By Lance Simmens
“Listen, do you want to know a secret” (Lennon and McCartney)
One of my biggest thrills as a young public servant was gaining a Top Secret security clearance as a senior staffer on the U.S. Senate Budget Committee. I felt a special level of gravitas upon my shoulders as I went about helping to fashion legislative policy positions that would advance the security and welfare of the nation’s citizens.
I shall never forget the grilling I went through by the Defense Intelligence Agency in a nondescript government-issue furnished office at the D.C. Navy Yard, apparently designed to shake one’s confidence in their own qualification for such an honor. It was 1981, the beginning of the Reagan era, and a time when admitting you smoked pot in college might eliminate your bid to have access to information that would sufficiently prepare you to brief your boss, a United States senator, on either international affairs or defense spending issues during the closing chapter of the Cold War.
That sense of patriotism and commitment to our nation bound Congressional staffers and senior level governmental officials together, regardless of political and/or ideological beliefs, into a select fraternity of public servants whose job was to move the nation forward and protect American citizens. It was and should still be the epitome of dedication to this democratic experiment that apparently is under attack by a sickening wave of authoritarianism.
Look, this should not be an issue at all. If someone, anyone, breaks the law, they should be held accountable and abide by the dictum “if you do the crime you must do the time.” Regardless of one’s position in life, ability to pay for a top-rate defense, ignorance of the law, or popularity, if found guilty you should own up and accept the consequences of your actions.
Thus, the current spectacle confronting the 45th president of the United States over an abuse of the responsibilities entrusted to him by the Electoral College that specifically prohibit confiscation, desecration, or possible sharing of the most important documents outlining information that might lead to extended violence, death and destruction, and/or benefit either his own financial or power fantasies or embolden actual or potential enemies of the State is the height of betrayal.
While the verdict is not yet out, the dubious and suspicious circumstances surrounding why documents that represent the highest levels of national security should first and foremost never left the secure confines of the White House and second should have been surrendered to federal officials when requested. That is the law. That over a year and a half after the Capitol insurrection and Donald Trump’s removal from the White House have passed with no action on this matter despite strenuous efforts by law enforcement agencies of the federal government to secure their surrender, short of a warrant for their seizure, is simply unfathomable.
The incontrovertible facts are quite simply that any efforts to circumvent any of three criminal statutes are in play here: you may not remove certain items from any public office (max. 3 years in prison); you must deliver documents to an officer of the United States when requested (max. 10 years in prison); you may not conceal or destroy documents to hinder an investigation (max. 20 years in prison).
The legal standard employed in determining guilt is criminal intent.

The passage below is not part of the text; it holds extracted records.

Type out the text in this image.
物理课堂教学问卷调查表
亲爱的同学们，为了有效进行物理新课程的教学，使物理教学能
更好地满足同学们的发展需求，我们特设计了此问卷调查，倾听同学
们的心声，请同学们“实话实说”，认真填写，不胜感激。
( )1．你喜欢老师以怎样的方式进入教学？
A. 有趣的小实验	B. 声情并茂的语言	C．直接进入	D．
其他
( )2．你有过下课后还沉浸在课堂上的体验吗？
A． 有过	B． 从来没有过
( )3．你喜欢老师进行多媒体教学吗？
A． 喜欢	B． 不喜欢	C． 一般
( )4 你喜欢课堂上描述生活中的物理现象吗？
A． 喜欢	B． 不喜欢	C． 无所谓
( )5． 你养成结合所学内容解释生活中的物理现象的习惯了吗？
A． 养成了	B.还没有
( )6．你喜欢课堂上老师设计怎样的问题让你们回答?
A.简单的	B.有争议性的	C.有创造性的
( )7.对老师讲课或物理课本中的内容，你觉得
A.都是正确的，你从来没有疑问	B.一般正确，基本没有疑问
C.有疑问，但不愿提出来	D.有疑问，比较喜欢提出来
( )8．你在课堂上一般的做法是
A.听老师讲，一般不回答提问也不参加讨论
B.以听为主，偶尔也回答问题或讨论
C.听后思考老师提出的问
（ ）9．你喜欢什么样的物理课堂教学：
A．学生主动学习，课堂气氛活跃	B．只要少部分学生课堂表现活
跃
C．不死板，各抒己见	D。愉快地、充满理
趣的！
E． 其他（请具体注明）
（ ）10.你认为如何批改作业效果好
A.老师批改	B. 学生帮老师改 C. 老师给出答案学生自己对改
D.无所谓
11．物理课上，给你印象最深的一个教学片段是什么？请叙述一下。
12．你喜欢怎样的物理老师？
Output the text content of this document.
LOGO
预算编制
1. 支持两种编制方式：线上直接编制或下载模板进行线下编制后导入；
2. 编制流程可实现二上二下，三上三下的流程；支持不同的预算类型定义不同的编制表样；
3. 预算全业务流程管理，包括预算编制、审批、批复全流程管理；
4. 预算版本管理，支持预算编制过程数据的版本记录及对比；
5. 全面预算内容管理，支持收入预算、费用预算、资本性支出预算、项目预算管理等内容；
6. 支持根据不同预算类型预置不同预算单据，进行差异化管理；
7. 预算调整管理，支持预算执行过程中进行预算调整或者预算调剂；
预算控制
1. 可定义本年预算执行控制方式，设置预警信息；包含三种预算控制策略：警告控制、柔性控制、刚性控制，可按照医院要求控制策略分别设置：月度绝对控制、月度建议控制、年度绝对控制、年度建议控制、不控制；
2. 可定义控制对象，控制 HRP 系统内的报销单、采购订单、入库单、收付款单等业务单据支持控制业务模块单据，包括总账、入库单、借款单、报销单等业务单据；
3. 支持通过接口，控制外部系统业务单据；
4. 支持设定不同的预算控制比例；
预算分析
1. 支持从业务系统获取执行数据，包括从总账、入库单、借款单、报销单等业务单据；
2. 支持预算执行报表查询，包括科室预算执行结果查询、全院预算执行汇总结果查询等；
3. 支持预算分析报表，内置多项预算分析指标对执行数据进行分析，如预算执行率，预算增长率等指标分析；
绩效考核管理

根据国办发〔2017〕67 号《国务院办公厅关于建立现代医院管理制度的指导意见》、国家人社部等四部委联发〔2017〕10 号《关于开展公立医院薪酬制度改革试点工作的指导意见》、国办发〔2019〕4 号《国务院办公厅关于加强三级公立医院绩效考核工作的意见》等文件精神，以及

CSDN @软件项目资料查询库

For those who insist on whataboutisms, i.e., “well, what about Hillary Clinton’s emails?’, an investigation concluded in 2019 found “no persuasive evidence of systemic, deliberate mishandling of classified information.” It should also be noted that Clinton cooperated with the investigation and investigators and hence there was no need for the issuance of a subpoena or for executing a search warrant.
At a time when various investigations are underway involving Trump in New York and Georgia, social media is being utilized to instigate outright violence, defunding of the Federal Bureau of Investigation is being advanced by Republican congressional leaders, active chats about a potential “civil war” are gaining currency in a world struggling with conspiracies and conspiracy-theorists, inglorious portrayals of the deep administrative state continue to be propagated, and distrust of government institutions, including federal, state, and local law enforcement agencies are being questioned, we stand at a dangerous inflection point in our nation’s history.
How we as a society respond to this crisis in confidence in our democratic system will largely dictate the world we leave to future generations. Those who wish to capitalize on whatever fortunes or disasters that may seem apparent from a political calculus, which under the rosiest scenario will most assuredly be a short-term deflection rather than a long-term solution, will carry the shame of structurally denigrating the advances we have made in democratic governance.
Democracy is messy, but it works. Winston Churchill captured the essence of democracy when he declared “it is the worst form of government — except for all the others that have been tried.”